Latest Insurgent Meeting
Once we got that behind us, we had the most productive critical, internal interaction at a meeting ever. The older guy, D, who has some background in newspaper work and is technically The Editor of the paper, even though it is run by our collective, began to voice some issues he has. He seems to be under lots of stress lately, so it all came out. Apparently, his ideal vision of a radical newspaper is not being fulfilled. No surprise, I don't think any of us can say we agree fully with even most of the paper's content, because we are a relatively open and kinda diverse collective. This is fine. But D seems to be upset that he doesn't have more control. He 1) thinks my articles are too academic, 2) thinks some of the articles are too long and not captivating (like Natty's excellent piece on Israel/Palestine) which again ties into the whole academic thing, 3) thinks there are too many animal liberation articles (I tend to agree, but what are we gonna do, censor? This is a goddamn collective!) and overall 4) wants more straight news devoid of analysis and context. At one point, when we tried to counter him, he wailed about how he is the editor and he is the one who went to editor school (or whatever the hell he was talking about.) He was extremely authoritarian. This triggered some very helpful discussion.
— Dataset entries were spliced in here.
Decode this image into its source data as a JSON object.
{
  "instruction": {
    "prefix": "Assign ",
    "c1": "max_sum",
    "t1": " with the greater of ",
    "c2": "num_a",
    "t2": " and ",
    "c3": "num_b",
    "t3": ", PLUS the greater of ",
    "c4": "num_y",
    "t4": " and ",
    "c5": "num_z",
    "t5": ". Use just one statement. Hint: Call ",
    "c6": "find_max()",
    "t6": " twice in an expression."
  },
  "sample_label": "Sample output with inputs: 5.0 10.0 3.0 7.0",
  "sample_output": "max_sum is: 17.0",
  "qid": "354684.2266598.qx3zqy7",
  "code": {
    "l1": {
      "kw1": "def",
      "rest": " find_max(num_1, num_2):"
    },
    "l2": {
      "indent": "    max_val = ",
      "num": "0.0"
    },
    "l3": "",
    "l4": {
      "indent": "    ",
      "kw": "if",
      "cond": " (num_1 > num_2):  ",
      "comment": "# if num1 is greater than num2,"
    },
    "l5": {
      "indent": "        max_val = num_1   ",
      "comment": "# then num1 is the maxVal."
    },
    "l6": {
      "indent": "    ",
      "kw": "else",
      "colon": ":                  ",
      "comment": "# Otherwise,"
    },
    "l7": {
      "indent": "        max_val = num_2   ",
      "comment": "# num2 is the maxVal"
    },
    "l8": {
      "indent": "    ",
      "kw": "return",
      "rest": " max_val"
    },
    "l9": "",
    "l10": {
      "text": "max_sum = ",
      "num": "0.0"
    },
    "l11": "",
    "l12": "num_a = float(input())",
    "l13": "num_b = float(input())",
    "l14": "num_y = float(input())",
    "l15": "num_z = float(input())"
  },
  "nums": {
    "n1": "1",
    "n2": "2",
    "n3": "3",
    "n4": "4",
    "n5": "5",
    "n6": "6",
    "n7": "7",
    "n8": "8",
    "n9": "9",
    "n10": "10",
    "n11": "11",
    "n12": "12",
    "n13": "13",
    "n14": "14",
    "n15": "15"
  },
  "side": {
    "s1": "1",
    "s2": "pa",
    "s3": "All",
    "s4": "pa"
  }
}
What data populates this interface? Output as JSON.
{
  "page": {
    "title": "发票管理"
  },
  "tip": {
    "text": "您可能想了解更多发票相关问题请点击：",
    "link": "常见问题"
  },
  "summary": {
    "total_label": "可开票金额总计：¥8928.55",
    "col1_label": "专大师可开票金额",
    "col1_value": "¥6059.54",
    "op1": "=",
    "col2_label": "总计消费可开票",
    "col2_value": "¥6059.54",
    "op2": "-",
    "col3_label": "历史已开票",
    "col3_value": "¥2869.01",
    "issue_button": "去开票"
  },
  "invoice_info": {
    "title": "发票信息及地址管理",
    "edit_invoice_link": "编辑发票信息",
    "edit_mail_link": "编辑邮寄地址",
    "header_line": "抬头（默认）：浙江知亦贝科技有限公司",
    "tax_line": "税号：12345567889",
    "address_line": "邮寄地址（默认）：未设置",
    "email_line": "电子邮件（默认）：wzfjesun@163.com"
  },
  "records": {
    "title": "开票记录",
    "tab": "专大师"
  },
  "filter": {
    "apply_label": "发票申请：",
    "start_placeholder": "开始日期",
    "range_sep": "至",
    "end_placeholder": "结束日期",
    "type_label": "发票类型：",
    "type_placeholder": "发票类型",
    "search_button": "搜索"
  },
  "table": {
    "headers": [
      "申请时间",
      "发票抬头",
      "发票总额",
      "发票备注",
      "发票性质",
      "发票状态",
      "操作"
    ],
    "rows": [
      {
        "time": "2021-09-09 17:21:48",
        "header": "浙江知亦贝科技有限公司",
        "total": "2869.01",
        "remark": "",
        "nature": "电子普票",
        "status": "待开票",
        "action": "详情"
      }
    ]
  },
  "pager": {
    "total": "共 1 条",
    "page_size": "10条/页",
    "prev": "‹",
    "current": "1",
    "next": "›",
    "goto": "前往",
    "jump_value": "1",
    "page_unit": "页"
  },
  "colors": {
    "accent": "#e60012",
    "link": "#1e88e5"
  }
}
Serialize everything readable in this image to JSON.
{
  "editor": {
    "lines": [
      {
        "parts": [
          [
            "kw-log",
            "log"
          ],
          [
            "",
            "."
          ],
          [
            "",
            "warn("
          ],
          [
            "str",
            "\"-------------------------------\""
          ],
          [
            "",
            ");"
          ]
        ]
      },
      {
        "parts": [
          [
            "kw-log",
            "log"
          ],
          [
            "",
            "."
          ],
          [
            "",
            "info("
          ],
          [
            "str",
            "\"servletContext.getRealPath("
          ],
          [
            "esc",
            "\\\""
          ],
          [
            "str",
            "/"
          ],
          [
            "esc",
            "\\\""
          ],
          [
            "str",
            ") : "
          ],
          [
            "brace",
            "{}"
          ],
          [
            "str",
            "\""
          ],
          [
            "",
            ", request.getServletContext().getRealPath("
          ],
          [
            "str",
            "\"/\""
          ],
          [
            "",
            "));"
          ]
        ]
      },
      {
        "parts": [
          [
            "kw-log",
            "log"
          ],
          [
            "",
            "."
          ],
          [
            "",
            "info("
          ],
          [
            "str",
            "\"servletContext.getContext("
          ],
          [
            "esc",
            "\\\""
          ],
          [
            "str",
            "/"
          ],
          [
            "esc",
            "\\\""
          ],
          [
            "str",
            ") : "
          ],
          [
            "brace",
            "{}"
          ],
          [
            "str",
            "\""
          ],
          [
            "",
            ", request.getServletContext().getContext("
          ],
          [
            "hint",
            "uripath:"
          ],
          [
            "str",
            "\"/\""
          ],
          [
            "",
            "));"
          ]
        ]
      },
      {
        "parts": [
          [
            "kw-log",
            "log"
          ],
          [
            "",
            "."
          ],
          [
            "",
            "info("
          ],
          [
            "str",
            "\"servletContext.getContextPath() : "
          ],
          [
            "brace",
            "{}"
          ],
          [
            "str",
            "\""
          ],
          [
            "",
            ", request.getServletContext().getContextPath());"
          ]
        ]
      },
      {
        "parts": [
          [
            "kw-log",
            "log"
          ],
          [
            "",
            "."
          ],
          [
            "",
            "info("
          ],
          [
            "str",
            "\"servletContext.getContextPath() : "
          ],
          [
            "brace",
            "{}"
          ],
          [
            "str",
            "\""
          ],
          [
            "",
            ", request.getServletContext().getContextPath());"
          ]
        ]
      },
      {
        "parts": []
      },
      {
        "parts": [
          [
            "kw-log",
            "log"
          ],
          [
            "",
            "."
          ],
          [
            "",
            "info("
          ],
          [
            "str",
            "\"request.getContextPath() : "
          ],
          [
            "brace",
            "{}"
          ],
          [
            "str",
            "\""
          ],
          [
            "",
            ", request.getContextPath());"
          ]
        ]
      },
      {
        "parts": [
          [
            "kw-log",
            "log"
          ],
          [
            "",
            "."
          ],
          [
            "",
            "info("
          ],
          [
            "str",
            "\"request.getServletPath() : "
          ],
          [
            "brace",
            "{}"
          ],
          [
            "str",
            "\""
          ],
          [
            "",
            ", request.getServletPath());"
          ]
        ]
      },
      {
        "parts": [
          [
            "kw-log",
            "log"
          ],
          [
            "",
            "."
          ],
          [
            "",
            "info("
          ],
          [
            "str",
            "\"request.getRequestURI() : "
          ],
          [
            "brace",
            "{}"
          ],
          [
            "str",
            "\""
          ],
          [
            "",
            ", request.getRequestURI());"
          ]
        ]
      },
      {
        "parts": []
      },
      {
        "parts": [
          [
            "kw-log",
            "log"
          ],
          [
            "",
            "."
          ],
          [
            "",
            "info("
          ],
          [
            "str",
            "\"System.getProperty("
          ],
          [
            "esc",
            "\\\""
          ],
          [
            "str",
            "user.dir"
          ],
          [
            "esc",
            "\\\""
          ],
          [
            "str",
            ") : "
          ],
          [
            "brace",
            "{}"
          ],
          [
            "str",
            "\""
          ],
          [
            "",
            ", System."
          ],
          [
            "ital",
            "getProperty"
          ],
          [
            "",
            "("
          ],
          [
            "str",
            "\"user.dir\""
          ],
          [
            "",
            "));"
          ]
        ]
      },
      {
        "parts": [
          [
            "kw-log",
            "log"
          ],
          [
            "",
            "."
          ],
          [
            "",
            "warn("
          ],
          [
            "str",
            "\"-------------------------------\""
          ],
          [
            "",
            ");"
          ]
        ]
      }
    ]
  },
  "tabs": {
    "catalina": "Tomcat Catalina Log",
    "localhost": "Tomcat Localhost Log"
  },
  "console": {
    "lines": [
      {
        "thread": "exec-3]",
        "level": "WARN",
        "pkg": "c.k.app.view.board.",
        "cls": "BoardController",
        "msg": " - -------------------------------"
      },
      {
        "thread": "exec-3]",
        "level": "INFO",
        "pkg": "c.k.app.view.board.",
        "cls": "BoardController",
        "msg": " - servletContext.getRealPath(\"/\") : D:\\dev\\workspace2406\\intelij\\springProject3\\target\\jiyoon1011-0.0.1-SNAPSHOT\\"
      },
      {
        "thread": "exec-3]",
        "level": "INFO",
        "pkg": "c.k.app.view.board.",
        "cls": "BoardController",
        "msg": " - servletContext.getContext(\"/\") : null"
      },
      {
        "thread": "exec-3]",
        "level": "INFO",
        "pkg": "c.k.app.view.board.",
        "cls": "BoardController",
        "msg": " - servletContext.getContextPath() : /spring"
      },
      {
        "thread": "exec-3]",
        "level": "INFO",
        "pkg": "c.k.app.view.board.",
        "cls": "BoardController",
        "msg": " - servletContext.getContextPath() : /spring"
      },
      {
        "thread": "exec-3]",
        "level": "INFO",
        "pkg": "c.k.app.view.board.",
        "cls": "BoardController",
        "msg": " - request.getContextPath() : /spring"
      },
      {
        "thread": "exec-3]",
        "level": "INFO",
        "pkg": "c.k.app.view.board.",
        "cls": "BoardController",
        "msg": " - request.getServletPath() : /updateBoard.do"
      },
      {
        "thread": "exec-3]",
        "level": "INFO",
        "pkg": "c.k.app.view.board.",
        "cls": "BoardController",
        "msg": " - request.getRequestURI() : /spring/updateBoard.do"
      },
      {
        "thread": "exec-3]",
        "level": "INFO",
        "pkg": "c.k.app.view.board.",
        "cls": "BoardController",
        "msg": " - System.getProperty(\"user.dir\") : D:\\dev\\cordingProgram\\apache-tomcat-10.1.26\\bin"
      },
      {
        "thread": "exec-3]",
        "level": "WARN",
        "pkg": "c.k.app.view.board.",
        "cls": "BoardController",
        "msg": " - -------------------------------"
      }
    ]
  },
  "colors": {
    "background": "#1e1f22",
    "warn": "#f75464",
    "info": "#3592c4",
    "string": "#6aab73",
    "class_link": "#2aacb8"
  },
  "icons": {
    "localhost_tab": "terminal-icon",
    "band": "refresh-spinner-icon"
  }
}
To begin with, we all three strongly put D back in his place. That is, he is not a dictator and does not own our newspaper. It is a student publication run collectively by students. He hopefully understood, no love lost. Moving on to the issues he brought up, we all agreed that we have different focuses but that unity in diversity is a good idea in this case. P defended the animal lib stuff, and she had very good points about supporting local activists. J did as well, and they both agreed with D about Natty and I and our academic style. But the two of them accept it and just said it is kind of hard to understand or even to work up the effort to read. I acknowledged these criticisms, and said that I am not interested in dumbing down anything I wish to say for a larger audience, and would like to focus more on analysis and theory than just news. And we all accepted each other in the end (D did grudgingly.)
D went out and said it and Natty and I have been joking about it together all year: our stuff doesn't belong in a newspaper, it belongs in academic journals.